The urgent need for reform is also highlighted by ‘the Promise’ arising from the Independent Review of Children published over a year ago. This too arose from a national scandal: in the case of Feeley, it was the enormous number deaths of elderly people in care homes – many of them in private hands – when this could have been avoided. With the Promise, it related to the historical and ongoing poor experiences of children and young people in the care system. As a precursor to Feeley, the Children’s Review also talked of the need for social workers to truly work through the medium of trusting relationships with children and their families. Effective social work and family support would ensure that breakdown might be averted, and when this is unavoidable, that the most vulnerable children can access the quality care and support they should expect, and that one abusive situation should not be replaced by another.
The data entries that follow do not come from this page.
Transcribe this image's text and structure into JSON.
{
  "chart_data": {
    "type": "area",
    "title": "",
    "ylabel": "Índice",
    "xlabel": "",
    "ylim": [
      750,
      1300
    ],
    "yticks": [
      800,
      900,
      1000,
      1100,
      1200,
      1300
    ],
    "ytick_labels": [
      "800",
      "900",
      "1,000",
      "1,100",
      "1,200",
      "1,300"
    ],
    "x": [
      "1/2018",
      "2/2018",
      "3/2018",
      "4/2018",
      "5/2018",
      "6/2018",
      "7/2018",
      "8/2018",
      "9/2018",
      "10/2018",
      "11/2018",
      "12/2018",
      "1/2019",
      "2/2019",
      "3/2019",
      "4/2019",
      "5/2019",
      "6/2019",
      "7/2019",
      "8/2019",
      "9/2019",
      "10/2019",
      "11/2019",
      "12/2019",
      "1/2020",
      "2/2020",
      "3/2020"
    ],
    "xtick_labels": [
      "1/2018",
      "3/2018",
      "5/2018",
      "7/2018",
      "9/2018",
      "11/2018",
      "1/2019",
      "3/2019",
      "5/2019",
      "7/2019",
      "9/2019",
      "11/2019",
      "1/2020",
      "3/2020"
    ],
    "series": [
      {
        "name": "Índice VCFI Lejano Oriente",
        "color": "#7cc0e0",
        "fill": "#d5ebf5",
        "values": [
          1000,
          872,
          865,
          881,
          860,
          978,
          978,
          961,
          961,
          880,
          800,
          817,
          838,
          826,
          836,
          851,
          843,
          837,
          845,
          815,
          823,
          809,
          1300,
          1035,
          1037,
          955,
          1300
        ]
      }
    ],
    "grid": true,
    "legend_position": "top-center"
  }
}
We await the detail of reforms needed to deliver on the Promise.
Changes since the 1990s have fragmented social work into siloed specialist services that try and address complex problems, but are now actually so bureaucratised and burdened with top down administrative demands, that social workers typically spend the majority of their time behind computer screens, rather than engaged with individuals in helping relationships. Practical tasks are often delegated to other categories of staff or commissioned off to third sector providers. This takes social workers away from the very styles of working that win the confidence of vulnerable individuals to build trust and co-operation.
It doesn’t have to be like this. The creation of a genuine National Care Service, and what will be needed to make the Promise a reality, could both herald a much needed change in direction. This could be achieved by shifting resources upstream to bring social workers back to what they train to do, and so many who are passionate about social justice and reducing Scotland’s burgeoning inequalities, want to do.
Locally based teams (most social workers now are based in large centrally located offices inaccessible to the public), working within and alongside communities, could make an impact in preventing social problems from developing to the point where later efforts are doomed to fail. Social workers could be released to the advocacy role they used to perform before they became the gatekeepers to dwindling services. Where tried, community social work has been shown to work in recent years, as well as having been effective in days gone by. It can be cost effective as it potentially saves massive and avoidable spending on services that might not have been needed if breakdown had been avoided.
Along these lines, many local authorities in Scotland are now looking at how they might develop preventative services, but this needs to be part of the mainstream of social work and not out on the periphery.
Instead, we have Feeley and the possibility of social workers being transferred from democratically accountable local authorities to IJB quangos. This leaves us with uncertain times, more demoralisation and a missed opportunity to link with The Promise to create a social work service that we might be proud of.
Colin Turbett was a frontline social worker in the West of Scotland for nearly 40 years. He now writes regularly about social work matters from a critical and radical standpoint.